La polémique enfle autour des déclarations d’Abdelkrim Harouni et de Mohamed Goumani, respectivement président du Conseil de la choura et député d’Ennahdha. Et ce, à propos de la disposition du parti islamiste à aider les forces de sécurité pour faire face aux émeutiers nocturnes; en mobilisant ses milices.
Ainsi, Ennahdha semble renouer avec ses vieux démons. Sinon comment expliquer que deux de ses dirigeants de premier plan, Abdelkrim Harouni, président du Conseil de la choura et le député Mohamed Goumani ont affirmé la disposition du parti islamiste à se placer aux côtés des forces de sécurité? Et ce, pour faire face aux protestataires; en appelant à la rescousse les jeunes du mouvement, regroupés en milices.
Message codé ?
D’ailleurs, sûr de lui, le président du Conseil de la Choura, un fidèle parmi les fidèles de Rached Ghannouchi, révèle sur le plateau de la chaine privée Zitouna que les jeunes d’Ennahdha seront déployés pour aider les forces de sécurité à protéger les biens privés et publics. « Les jeunes d’Ennahdha seront sur le terrain pour appuyer les forces de sécurité et faire face aux fauteurs de troubles », assurait-il.
A noter que l’emploi du futur signifie que « les jeunes d’Ennahdha » sont déjà mobilisés et qu’ils n’attendent que le feu vert de leurs dirigeants pour être opérationnels. S’agit-il d’un message codé adressé à l’intention de la milice du mouvement islamiste pour qu’elle se tienne prête à en découdre sur le terrain avec « les fauteurs de trouble »?
Même son de cloche de la part Mohamed Goumani qui arguait pour sa part sur la chaîne TV Al Watanya 1 que « les forces civiles pourraient soutenir les efforts des forces de l’ordre pour protéger les quartiers ».

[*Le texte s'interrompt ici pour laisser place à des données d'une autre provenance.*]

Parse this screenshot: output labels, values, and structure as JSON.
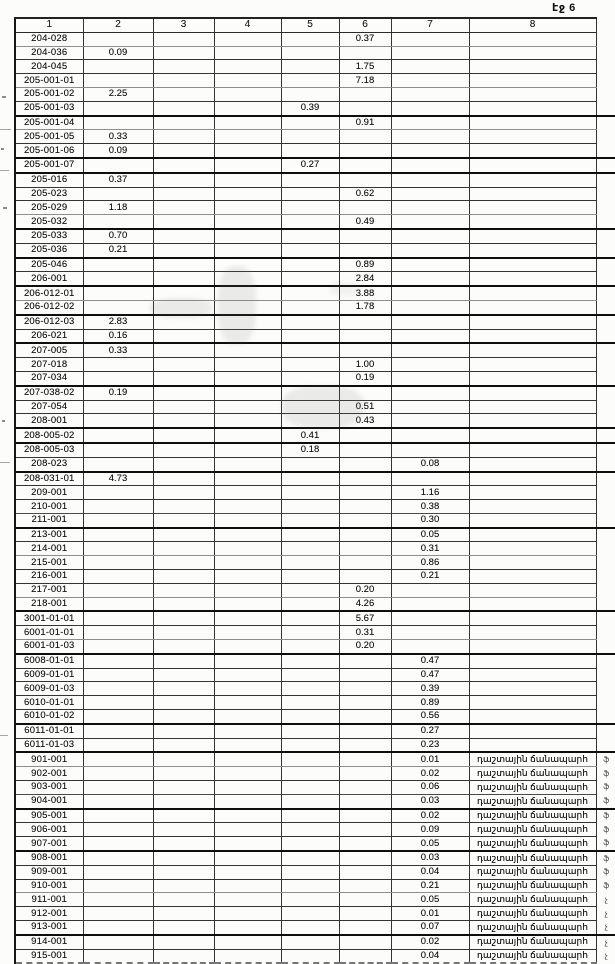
{
  "page_label": "էջ 6",
  "colors": {
    "ink": "#1a1a1a",
    "paper": "#fcfcfb",
    "border": "#343434"
  },
  "table": {
    "headers": [
      "1",
      "2",
      "3",
      "4",
      "5",
      "6",
      "7",
      "8"
    ],
    "road_label": "դաշտային ճանապարհ",
    "rows": [
      {
        "c1": "204-028",
        "c6": "0.37"
      },
      {
        "c1": "204-036",
        "c2": "0.09"
      },
      {
        "c1": "204-045",
        "c6": "1.75"
      },
      {
        "c1": "205-001-01",
        "c6": "7.18"
      },
      {
        "c1": "205-001-02",
        "c2": "2.25"
      },
      {
        "c1": "205-001-03",
        "c5": "0.39"
      },
      {
        "c1": "205-001-04",
        "c6": "0.91",
        "thick": true
      },
      {
        "c1": "205-001-05",
        "c2": "0.33"
      },
      {
        "c1": "205-001-06",
        "c2": "0.09"
      },
      {
        "c1": "205-001-07",
        "c5": "0.27",
        "thick": true
      },
      {
        "c1": "205-016",
        "c2": "0.37",
        "thick": true
      },
      {
        "c1": "205-023",
        "c6": "0.62"
      },
      {
        "c1": "205-029",
        "c2": "1.18"
      },
      {
        "c1": "205-032",
        "c6": "0.49"
      },
      {
        "c1": "205-033",
        "c2": "0.70",
        "thick": true
      },
      {
        "c1": "205-036",
        "c2": "0.21"
      },
      {
        "c1": "205-046",
        "c6": "0.89",
        "thick": true
      },
      {
        "c1": "206-001",
        "c6": "2.84"
      },
      {
        "c1": "206-012-01",
        "c6": "3.88",
        "thick": true
      },
      {
        "c1": "206-012-02",
        "c6": "1.78"
      },
      {
        "c1": "206-012-03",
        "c2": "2.83",
        "thick": true
      },
      {
        "c1": "206-021",
        "c2": "0.16"
      },
      {
        "c1": "207-005",
        "c2": "0.33",
        "thick": true
      },
      {
        "c1": "207-018",
        "c6": "1.00"
      },
      {
        "c1": "207-034",
        "c6": "0.19"
      },
      {
        "c1": "207-038-02",
        "c2": "0.19",
        "thick": true
      },
      {
        "c1": "207-054",
        "c6": "0.51"
      },
      {
        "c1": "208-001",
        "c6": "0.43"
      },
      {
        "c1": "208-005-02",
        "c5": "0.41",
        "thick": true
      },
      {
        "c1": "208-005-03",
        "c5": "0.18",
        "thick": true
      },
      {
        "c1": "208-023",
        "c7": "0.08"
      },
      {
        "c1": "208-031-01",
        "c2": "4.73",
        "thick": true
      },
      {
        "c1": "209-001",
        "c7": "1.16"
      },
      {
        "c1": "210-001",
        "c7": "0.38"
      },
      {
        "c1": "211-001",
        "c7": "0.30"
      },
      {
        "c1": "213-001",
        "c7": "0.05",
        "thick": true
      },
      {
        "c1": "214-001",
        "c7": "0.31"
      },
      {
        "c1": "215-001",
        "c7": "0.86"
      },
      {
        "c1": "216-001",
        "c7": "0.21"
      },
      {
        "c1": "217-001",
        "c6": "0.20"
      },
      {
        "c1": "218-001",
        "c6": "4.26"
      },
      {
        "c1": "3001-01-01",
        "c6": "5.67",
        "thick": true
      },
      {
        "c1": "6001-01-01",
        "c6": "0.31"
      },
      {
        "c1": "6001-01-03",
        "c6": "0.20"
      },
      {
        "c1": "6008-01-01",
        "c7": "0.47",
        "thick": true
      },
      {
        "c1": "6009-01-01",
        "c7": "0.47"
      },
      {
        "c1": "6009-01-03",
        "c7": "0.39"
      },
      {
        "c1": "6010-01-01",
        "c7": "0.89"
      },
      {
        "c1": "6010-01-02",
        "c7": "0.56"
      },
      {
        "c1": "6011-01-01",
        "c7": "0.27",
        "thick": true
      },
      {
        "c1": "6011-01-03",
        "c7": "0.23"
      },
      {
        "c1": "901-001",
        "c7": "0.01",
        "c8": "դաշտային ճանապարհ",
        "edge": "ֆ",
        "thick": true
      },
      {
        "c1": "902-001",
        "c7": "0.02",
        "c8": "դաշտային ճանապարհ",
        "edge": "ֆ"
      },
      {
        "c1": "903-001",
        "c7": "0.06",
        "c8": "դաշտային ճանապարհ",
        "edge": "ֆ"
      },
      {
        "c1": "904-001",
        "c7": "0.03",
        "c8": "դաշտային ճանապարհ",
        "edge": "ֆ"
      },
      {
        "c1": "905-001",
        "c7": "0.02",
        "c8": "դաշտային ճանապարհ",
        "edge": "ֆ",
        "thick": true
      },
      {
        "c1": "906-001",
        "c7": "0.09",
        "c8": "դաշտային ճանապարհ",
        "edge": "ֆ"
      },
      {
        "c1": "907-001",
        "c7": "0.05",
        "c8": "դաշտային ճանապարհ",
        "edge": "ֆ"
      },
      {
        "c1": "908-001",
        "c7": "0.03",
        "c8": "դաշտային ճանապարհ",
        "edge": "ֆ",
        "thick": true
      },
      {
        "c1": "909-001",
        "c7": "0.04",
        "c8": "դաշտային ճանապարհ",
        "edge": "ֆ"
      },
      {
        "c1": "910-001",
        "c7": "0.21",
        "c8": "դաշտային ճանապարհ",
        "edge": "ֆ"
      },
      {
        "c1": "911-001",
        "c7": "0.05",
        "c8": "դաշտային ճանապարհ",
        "edge": "չ"
      },
      {
        "c1": "912-001",
        "c7": "0.01",
        "c8": "դաշտային ճանապարհ",
        "edge": "չ"
      },
      {
        "c1": "913-001",
        "c7": "0.07",
        "c8": "դաշտային ճանապարհ",
        "edge": "չ"
      },
      {
        "c1": "914-001",
        "c7": "0.02",
        "c8": "դաշտային ճանապարհ",
        "edge": "չ",
        "thick": true
      },
      {
        "c1": "915-001",
        "c7": "0.04",
        "c8": "դաշտային ճանապարհ",
        "edge": "չ"
      }
    ]
  }
}
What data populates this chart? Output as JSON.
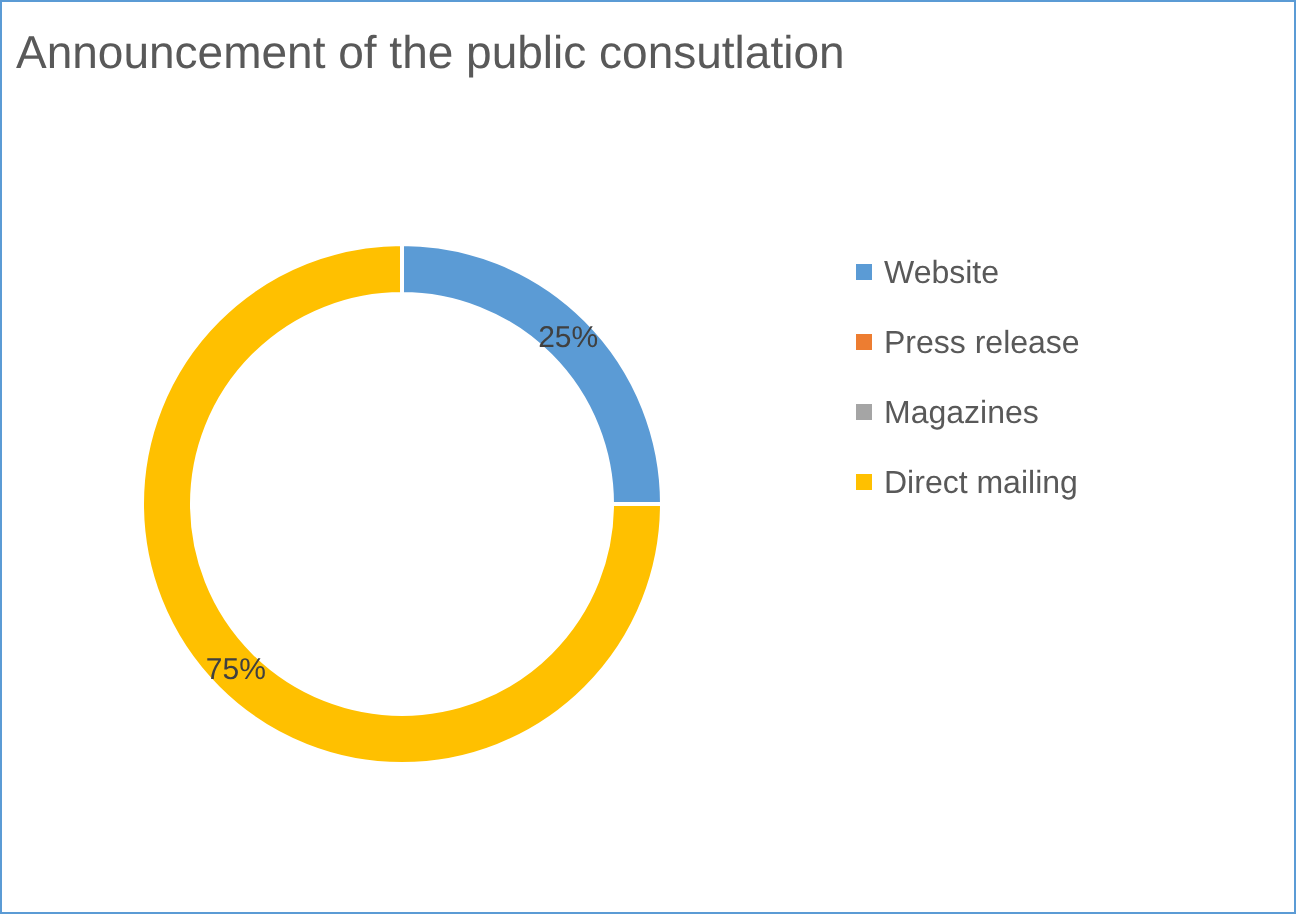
{
  "chart_data": {
    "type": "donut",
    "title": "Announcement  of the public consutlation",
    "categories": [
      "Website",
      "Press release",
      "Magazines",
      "Direct mailing"
    ],
    "values": [
      25,
      0,
      0,
      75
    ],
    "colors": [
      "#5b9bd5",
      "#ed7d31",
      "#a5a5a5",
      "#ffc000"
    ],
    "value_labels": [
      "25%",
      null,
      null,
      "75%"
    ],
    "legend": "right"
  }
}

Et d’argumenter: « Lors de l’attaque perpétrée à Ben Guerdane, les habitants ont soutenu les efforts de l’armée contre les terroristes. Les jeunes d’Ennahdha sont présents sur les lieux et peuvent aider les forces de l’ordre à faire face aux pilleurs ». Argument fallacieux car cette ville du Sud fut attaquée par des terroristes sans foi ni loi et protégée par les forces de l’ordre qui étaient épaulées par la population entière. Nuance.
Le spectre des milices d’Ennahdha
Des déclarations qui ont soulevé un tollé dans la classe politique et au sein de l’opinion publique. En faisant resurgir le cauchemar des milices intégristes du sinistre Imed Dghiig, figure emblématique des fameuses Ligues de la protection de la révolution. Le bras armé du mouvement islamiste coupable de plusieurs actes de violence, dont notamment l’attaque contre le siège de l’UGTT en 2012.
De l’avis général, ces déclarations belliqueuses interviennent dans un contexte sécuritaire tendu à l’extrême et marqué par des émeutes nocturnes opposant de jeunes manifestants aux forces de l’ordre à coup de pierres, de cocktail Molotov et de gaz lacrymogène. Et ce, sur fond de « revendications légitimes », de l’aveu même du chef du gouvernement Hichem Mechichi.
La Voix discordante de Mekki
A noter dans ce sens que les déclarations de Harouni et de Goumani ne font pas l’unanimité; et ce, même dans les rangs du mouvement Ennahdha.
Puisque Abdellatif Mekki, membre du bureau exécutif d’Ennahdha et vice-président chargé des relations avec les organismes nationaux, estime pour sa part que: « En toute clarté, le mouvement Ennahdha reconnait le droit de manifester et de protester pacifiquement… C’est un des piliers de la démocratie et il ne fera jamais l’objet de controverses, d’hésitations ou de remise en question ».
« Mais seules les forces de sécurité sont habilitées à intervenir sur le terrain pour protéger les bien publics et faire régner l’ordre ». C’est ce qu’il a écrit dans un post FB daté du jeudi 21 janvier 2021.
Enfin un appel à la raison, face aux dérapages qui risquent de plonger le pays dans les affres de l’inconnu.